Manchester United and Leeds United go head to head in a Premier League match for the first time in 16 years on Sunday afternoon.
In the more than 15 years that Leeds were out of the top flight, these two historic giants of English football played each only twice in cup competitions. The last of those was an early round of the EFL Cup way back in 2011.
A whole generation of football fans have missed out on one of the all-time great rivalries.
The last time Manchester United and Leeds met in the Premier League in February 2004, Ryan Giggs was only 30, while emerging talent James Milner had turned 18 the month before.
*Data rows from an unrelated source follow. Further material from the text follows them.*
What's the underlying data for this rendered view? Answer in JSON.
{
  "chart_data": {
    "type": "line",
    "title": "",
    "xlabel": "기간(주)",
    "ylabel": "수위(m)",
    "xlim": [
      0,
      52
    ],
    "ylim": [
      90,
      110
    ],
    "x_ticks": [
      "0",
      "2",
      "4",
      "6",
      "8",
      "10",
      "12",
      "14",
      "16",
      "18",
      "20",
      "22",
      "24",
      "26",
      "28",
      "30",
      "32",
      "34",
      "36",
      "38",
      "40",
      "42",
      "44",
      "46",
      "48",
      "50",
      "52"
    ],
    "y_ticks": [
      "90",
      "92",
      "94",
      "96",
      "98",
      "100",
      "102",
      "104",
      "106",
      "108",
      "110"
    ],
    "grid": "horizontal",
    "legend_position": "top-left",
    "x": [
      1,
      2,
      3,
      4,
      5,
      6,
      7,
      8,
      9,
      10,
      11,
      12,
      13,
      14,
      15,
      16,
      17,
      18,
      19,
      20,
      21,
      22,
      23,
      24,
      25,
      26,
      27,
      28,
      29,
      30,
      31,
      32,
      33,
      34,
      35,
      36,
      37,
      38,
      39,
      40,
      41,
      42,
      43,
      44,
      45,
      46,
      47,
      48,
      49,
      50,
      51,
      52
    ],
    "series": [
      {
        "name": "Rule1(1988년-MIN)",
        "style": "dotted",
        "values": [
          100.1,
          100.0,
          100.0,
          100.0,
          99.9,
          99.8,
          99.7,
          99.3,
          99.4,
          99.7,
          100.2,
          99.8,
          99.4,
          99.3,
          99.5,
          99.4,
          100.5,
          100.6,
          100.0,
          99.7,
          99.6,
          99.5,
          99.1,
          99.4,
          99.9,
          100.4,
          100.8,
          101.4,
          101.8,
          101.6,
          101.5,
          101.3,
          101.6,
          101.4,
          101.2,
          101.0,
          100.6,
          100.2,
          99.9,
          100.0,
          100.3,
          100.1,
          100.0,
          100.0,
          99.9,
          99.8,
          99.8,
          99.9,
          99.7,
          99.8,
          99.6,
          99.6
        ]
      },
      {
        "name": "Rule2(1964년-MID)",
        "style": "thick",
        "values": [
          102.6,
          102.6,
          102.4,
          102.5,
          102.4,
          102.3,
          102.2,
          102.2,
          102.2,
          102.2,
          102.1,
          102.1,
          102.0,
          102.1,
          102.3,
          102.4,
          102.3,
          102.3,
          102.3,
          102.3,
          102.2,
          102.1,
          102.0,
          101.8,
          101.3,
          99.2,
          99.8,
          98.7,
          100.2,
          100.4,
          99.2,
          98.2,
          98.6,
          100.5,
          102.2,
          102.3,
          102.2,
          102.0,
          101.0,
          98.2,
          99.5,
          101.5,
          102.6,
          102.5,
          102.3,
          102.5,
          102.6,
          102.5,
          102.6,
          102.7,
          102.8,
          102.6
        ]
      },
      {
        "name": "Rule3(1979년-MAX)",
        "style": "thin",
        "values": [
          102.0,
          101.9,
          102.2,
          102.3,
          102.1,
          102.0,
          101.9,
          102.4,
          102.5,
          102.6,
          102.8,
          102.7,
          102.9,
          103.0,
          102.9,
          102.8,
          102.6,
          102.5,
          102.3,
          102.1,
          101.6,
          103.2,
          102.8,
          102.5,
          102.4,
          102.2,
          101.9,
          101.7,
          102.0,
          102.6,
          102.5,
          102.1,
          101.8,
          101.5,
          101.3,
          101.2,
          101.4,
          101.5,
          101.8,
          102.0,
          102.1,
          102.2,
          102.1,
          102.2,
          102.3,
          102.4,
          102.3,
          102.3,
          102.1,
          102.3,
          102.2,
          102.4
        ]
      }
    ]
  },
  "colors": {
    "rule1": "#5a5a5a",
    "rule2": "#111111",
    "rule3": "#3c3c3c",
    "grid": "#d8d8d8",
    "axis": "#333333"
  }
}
Up there with Manchester City, Liverpool, Arsenal and, more recently Chelsea, Leeds are one of Manchester United’s core rivals. Leeds have their own more established beef with Chelsea going back to the 1960s, but the Manchester United rivalry is right up there for them as well.
It is not a geographic rivalry in the sense of being local – a two-hour drive separates Manchester and Leeds. Nor is it solely born out of a competitive rivalry on the pitch between clubs that were always fighting for the same honours – if anything, Leeds replaced Manchester United as England’s dominant club in the late 1960s with only a few years of short overlap.
The football rivalry developed from an already historic rivalry between Lancashire, where Manchester resided until new county boundaries were created in 1974, and Yorkshire. That was initially born out of the Wars of the Roses in the 15th century as the House of Lancaster and House of York battled in what was essentially a stop-start 30-year civil war for the English throne.
In a similar way to that of Manchester and Liverpool, the rivalry was later furthered centuries later by the dawn of the industrial revolution and Manchester and Leeds’ respective statuses as rapidly developing and expanding cities powered by industry.
A first football game between Manchester United and a club from Leeds took place in 1906, but with Leeds United not formed until relatively late in 1919, the first proper meeting wasn’t until 1923.
The rivalry as we know it really began in the 1960s, when Don Revie guided Leeds back into the top flight and immediately began contesting for the First Division title.
Leeds finished second to Manchester United in 1964/65, while the clubs also met in an aggressive FA Cup semi-final that season. As Matt Busby’s team peaked and eventually faded after winning the European Cup in 1968, Revie’s side assumed their mantle, performing with remarkable consistency at a time when English football was much more fluid than today.
Despite Manchester United’s downfall and relegation in 1974, their return to the top flight soon after meant the rivalry still burned brightly and another FA Cup semi-final in 1977 saw violent clashes between fans both inside and outside the stadium.
Leeds spent much of the 1980s out of the top flight, meaning eight years passed by without the clubs meeting. But the 1990s and the dawn of the Premier League era brought with it fresh competitiveness and animosity, with Leeds having pipped Manchester United to the title in the final season of the old First Division in 1991/92.
Leeds were largely inconsistent in the 1990s, but they returned as a threat more towards the end of the decade when a young side guided by David O’Leary finished fifth or higher five years in a row between 1997 and 2002 – at one stage reaching the semi-finals of the Champions League.
It was Leeds’ relegation from the Premier League in 2004, the sorry result of unsustainable finances, that has led to the rivalry’s lull in recent times. Both sets of fans would still always name the other as a major foe, but the lack of games rather diluted it in the minds of everyone.
The dynamic will be different, but to have one of the biggest games in English football back on the calendar is welcome and long overdue.